If this mask is called Nda, it is because its purpose is to celebrate the joy of giving birth to twins, and to celebrate them in order to manifest the immense admiration of those around them. The Nda appears at regular intervals (with five or six other masks) as part of celebration ceremonies open to all, the names of which vary depending on the subgroups: ajusu, ajemble, ngblo or mblo. The Nda even becomes a part of everyday life for the flesh and blood twins that it evokes, symbolizes and values. As such, it falls within the category of portrait masks (the Ndoma) bearing the surnames of people they honor. Indeed, doesn't the word Ndoma itself mean "equivalence", replica" or "a double of the person" ? Essential fact: during a ceremony, the Nda mask is accompanied by the people it represents, who dance with the bearer and who are thus established as the living doubles of the work of art. If unavailable, they appoint "representatives". Upon the death of the twins, these "substitutes" continue this service, but the mask is more often than not no longer part of dances. Like a game of mirrors, the duplication is thus reflected, multiplied, magnified by the mask; for twinning is at the heart of Baule conceptions, entirely at odds with the bewilderment and heartbreak of European Romanticism surrounding the topic of the double. 3 For them, the concepts of complementarity and androgyny are founding notions4 ; they like to couple beings by extolling harmony and symmetry on an aesthetic plane - as evidenced by the Asie usu couples ("genies of nature") depicting a genie in its masculine / feminine duality, but also by the bifrons or hermaphrodite statuettes, which express the dual male and female nature of the person.

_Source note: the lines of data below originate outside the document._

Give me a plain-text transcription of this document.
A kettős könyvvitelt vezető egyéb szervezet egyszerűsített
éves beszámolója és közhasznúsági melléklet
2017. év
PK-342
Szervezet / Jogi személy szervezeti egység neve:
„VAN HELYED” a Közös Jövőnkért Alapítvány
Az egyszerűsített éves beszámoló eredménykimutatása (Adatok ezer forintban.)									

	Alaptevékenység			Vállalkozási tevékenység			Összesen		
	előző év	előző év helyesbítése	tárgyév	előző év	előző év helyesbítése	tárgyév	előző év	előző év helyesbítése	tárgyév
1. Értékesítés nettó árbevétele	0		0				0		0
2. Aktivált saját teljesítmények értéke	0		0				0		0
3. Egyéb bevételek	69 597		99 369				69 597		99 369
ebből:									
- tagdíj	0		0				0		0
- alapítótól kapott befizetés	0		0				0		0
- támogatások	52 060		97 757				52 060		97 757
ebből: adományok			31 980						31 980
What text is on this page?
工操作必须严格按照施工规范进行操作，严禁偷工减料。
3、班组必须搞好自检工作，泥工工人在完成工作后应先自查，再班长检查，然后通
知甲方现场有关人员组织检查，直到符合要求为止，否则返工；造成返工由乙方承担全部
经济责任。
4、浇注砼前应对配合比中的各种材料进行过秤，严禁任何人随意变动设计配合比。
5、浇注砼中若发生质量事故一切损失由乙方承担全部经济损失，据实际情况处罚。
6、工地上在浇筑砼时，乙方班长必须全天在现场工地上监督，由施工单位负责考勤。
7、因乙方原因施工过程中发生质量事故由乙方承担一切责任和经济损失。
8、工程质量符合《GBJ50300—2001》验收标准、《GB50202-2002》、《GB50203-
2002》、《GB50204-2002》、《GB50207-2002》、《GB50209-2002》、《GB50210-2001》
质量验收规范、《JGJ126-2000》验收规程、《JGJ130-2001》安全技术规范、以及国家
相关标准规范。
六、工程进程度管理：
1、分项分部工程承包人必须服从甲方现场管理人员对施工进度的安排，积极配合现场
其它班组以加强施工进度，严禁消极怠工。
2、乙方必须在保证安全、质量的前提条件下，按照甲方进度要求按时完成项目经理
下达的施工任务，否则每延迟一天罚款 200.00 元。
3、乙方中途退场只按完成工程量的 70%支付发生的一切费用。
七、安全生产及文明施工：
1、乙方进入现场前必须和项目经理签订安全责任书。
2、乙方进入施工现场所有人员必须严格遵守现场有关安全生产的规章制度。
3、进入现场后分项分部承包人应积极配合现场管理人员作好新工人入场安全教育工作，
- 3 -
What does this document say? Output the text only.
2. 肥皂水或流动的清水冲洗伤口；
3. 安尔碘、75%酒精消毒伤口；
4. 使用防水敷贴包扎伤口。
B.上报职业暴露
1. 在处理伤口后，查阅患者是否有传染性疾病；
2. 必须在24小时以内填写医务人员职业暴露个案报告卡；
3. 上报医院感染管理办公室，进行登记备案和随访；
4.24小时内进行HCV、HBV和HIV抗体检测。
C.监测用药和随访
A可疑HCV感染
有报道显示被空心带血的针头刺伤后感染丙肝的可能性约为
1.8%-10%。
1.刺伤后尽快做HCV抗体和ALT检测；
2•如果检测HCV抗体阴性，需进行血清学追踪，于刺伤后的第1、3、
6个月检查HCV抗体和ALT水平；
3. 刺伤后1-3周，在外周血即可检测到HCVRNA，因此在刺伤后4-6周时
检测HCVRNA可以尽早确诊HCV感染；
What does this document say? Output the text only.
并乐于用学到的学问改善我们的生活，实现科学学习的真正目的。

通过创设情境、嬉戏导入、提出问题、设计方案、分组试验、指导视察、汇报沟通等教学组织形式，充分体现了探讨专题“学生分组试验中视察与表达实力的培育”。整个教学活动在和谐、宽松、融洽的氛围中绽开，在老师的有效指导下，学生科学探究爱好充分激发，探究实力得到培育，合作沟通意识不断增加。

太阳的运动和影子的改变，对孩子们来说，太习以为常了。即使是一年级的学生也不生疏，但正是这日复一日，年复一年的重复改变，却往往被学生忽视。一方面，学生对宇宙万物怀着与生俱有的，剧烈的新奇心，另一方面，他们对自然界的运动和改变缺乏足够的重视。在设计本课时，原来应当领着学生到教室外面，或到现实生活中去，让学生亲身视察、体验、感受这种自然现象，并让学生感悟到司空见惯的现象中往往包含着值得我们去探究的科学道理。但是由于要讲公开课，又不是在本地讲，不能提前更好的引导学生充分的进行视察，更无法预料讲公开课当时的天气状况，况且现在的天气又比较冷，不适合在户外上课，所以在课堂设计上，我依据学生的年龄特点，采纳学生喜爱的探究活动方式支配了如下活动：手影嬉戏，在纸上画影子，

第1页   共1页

Duality affects many areas, from daily life to the cosmogonic. In the Baule language the word Nda (twins) is used in numerous expressions related to anything that works as a double (waka nda, forked wood; atin nda, bifurcating tracks, etc.). Spiritually, what Christians call "soul" is referred to as Wawè ; it attaches itself to the fetus in the third month and, after death, it leaves the body to rejoin the ancestors. In reality Wawè literally means "shadow" or "double", and this term designates both the shadow looming on the ground while walking in the sun, and the reflection of the face when bending over a puddle of water or when looking in a mirror - all extensions of the individual, inseparable companions, like the faces associated within this mask. Even on the religious plane opposition and conjunction are central, with a founding myth that stems from a dual organization of the universe: chaos contains the male and female principles, both united and divided. It then falls to sculpture to try and restore and solemnize this cosmogonic alliance, which is a source of dynamism.